Disamping kecepatan internet, maka area coverage harus merata hampir di seluruh Pulau Bali karena seluruh bagian Bali merupakan area yang sangat menarik untuk dapat dinikmati bagi para pekerja digital tersebut, baik dari alam (pantai, pegunungan, hutan, dan kota), budaya dan bahkan kepolosan masyarakat Bali yang belum terexpose dengan modernisasi menjadi hal-hal yang juga diinginkan oleh para pendatang.
Dengan situasi dunia yang masih direpotkan dengan pandemi Covid-19, maka tingkat keterpaparan Covid-19 harus dapat ditekan seminimal mungkin sehingga para pekerja yang berdatangan di Bali meyakini bahwa Bali aman dan terkendali dalam penanganan Covid-19 tersebut. Untuk hal tersebut di samping Prokes yang ketat, maka tingkat Vaksinasi perlu dicapai semaksimal mungkin. Data per Juli 2021, Vaksinasi di Bali baru mencapai 60% dari tingkatan ideal 85% masyarakatnya harus sudah mendapatkan Vaksinasi lengkap.
Kewajiban untuk keluar dan masuk lagi ke Indonesia setiap 30 hari untuk memperbaharui visa turis sangatlah merepotkan dan mahal. Pekerja jarak jauh dan pemberi kerja tidak akan tertarik membayar biaya terbang keluar-masuk Indonesia setiap bulan akibat batasan visa. Adanya biaya ini juga mengurangi pengeluaran harian yang mereka lakukan di dalam ekonomi Indonesia.
Pada Oktober tahun lalu, pemerintah Indonesia memperkenalkan kebijakan baru yang memperbolehkan pensiunan untuk tinggal di Indonesia dalam kategori baru tinggal sementara (pemegang KITAS). Kebijakan ini perlu diperluas juga untuk mencakup pekerja jarak jauh.
Para pekerja digital nomads biasanya berada di Bali sebagai individu perorangan maupun turis yang menjamin dirinya sendiri yang belum termasuk dalam kebijakan pemerintah tersebut. Mereka-mereka harus menggunakan visa turis yang tidak sesuai dengan tujuan mereka sebagai digital nomads.

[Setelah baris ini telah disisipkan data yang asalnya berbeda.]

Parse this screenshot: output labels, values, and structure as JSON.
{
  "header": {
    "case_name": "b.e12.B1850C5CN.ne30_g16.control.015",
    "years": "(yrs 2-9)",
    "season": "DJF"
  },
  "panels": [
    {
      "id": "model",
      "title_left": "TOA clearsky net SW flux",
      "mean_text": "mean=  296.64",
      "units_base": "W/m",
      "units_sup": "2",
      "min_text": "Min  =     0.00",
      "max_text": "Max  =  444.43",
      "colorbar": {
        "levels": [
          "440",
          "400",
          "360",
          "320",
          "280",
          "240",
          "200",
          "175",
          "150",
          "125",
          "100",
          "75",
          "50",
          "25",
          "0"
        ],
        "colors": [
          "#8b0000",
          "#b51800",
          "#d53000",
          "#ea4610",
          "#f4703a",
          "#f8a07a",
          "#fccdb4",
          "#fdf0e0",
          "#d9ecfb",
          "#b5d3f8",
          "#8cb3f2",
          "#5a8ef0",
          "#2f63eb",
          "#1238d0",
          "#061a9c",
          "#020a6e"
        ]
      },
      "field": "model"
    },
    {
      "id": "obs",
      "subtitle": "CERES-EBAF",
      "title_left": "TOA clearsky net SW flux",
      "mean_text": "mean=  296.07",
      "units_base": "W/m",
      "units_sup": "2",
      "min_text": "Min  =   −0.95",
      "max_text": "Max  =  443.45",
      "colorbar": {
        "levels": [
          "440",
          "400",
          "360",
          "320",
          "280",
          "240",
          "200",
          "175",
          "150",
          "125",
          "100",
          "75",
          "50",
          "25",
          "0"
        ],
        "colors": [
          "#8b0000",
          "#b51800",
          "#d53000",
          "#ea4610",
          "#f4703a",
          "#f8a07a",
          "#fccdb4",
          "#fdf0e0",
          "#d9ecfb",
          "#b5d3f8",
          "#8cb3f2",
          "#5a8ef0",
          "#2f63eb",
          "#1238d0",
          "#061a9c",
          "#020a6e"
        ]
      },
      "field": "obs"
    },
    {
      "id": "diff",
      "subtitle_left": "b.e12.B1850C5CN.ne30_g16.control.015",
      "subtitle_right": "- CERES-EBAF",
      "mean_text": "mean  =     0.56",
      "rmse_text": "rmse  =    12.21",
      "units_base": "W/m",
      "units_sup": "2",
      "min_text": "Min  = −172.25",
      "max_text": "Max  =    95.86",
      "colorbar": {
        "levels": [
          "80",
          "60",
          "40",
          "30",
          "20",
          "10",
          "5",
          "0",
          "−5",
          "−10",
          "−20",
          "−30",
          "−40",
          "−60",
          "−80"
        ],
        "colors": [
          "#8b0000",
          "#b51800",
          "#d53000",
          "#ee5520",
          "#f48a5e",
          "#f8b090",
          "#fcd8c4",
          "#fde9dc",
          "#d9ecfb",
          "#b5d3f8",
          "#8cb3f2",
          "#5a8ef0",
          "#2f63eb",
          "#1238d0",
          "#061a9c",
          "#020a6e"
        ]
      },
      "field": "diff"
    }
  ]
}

Indonesia pada umumnya dan Bali khususnya harus berani mengambil kebijakan untuk membatasi siapa yang akan memperoleh kemudahan dalam kebijakan Zoom Islands tersebut. Tentunya semua jenis pekerjaan dan usaha boleh masuk di Bali. Pada saat ini lebih baik fokus kepada jenis pekerjaan yang masuk kategori STEAM yakni Science, Technology, Engineering, Arts dan Math. Mengapa?
Karena bidang-bidang inilah yang secara tidak langsung sangat diperlukan bagi Indonesia untuk masa yang akan datang, terutama dari Generasi Y (Milenial).
Disamping kebijakan dan kemudahan berusaha di Bali, tentunya Pemerintah Indonesia dan juga Bali khususnya harus berani memberikan insentif kepada mereka-mereka yang bersedia bekerja dan tinggal di Bali, misalnya saja perumahan yang disubsidi, proses transfer kerja yang mudah dan murah, serta minimal gaji yang bebas pajak sehingga pekerja baik lokal dan asing merasa nyaman dan memberikan pendapatan yang signifikan.
Bagaimana? Kamu tertarik untuk menjadi digital nomads?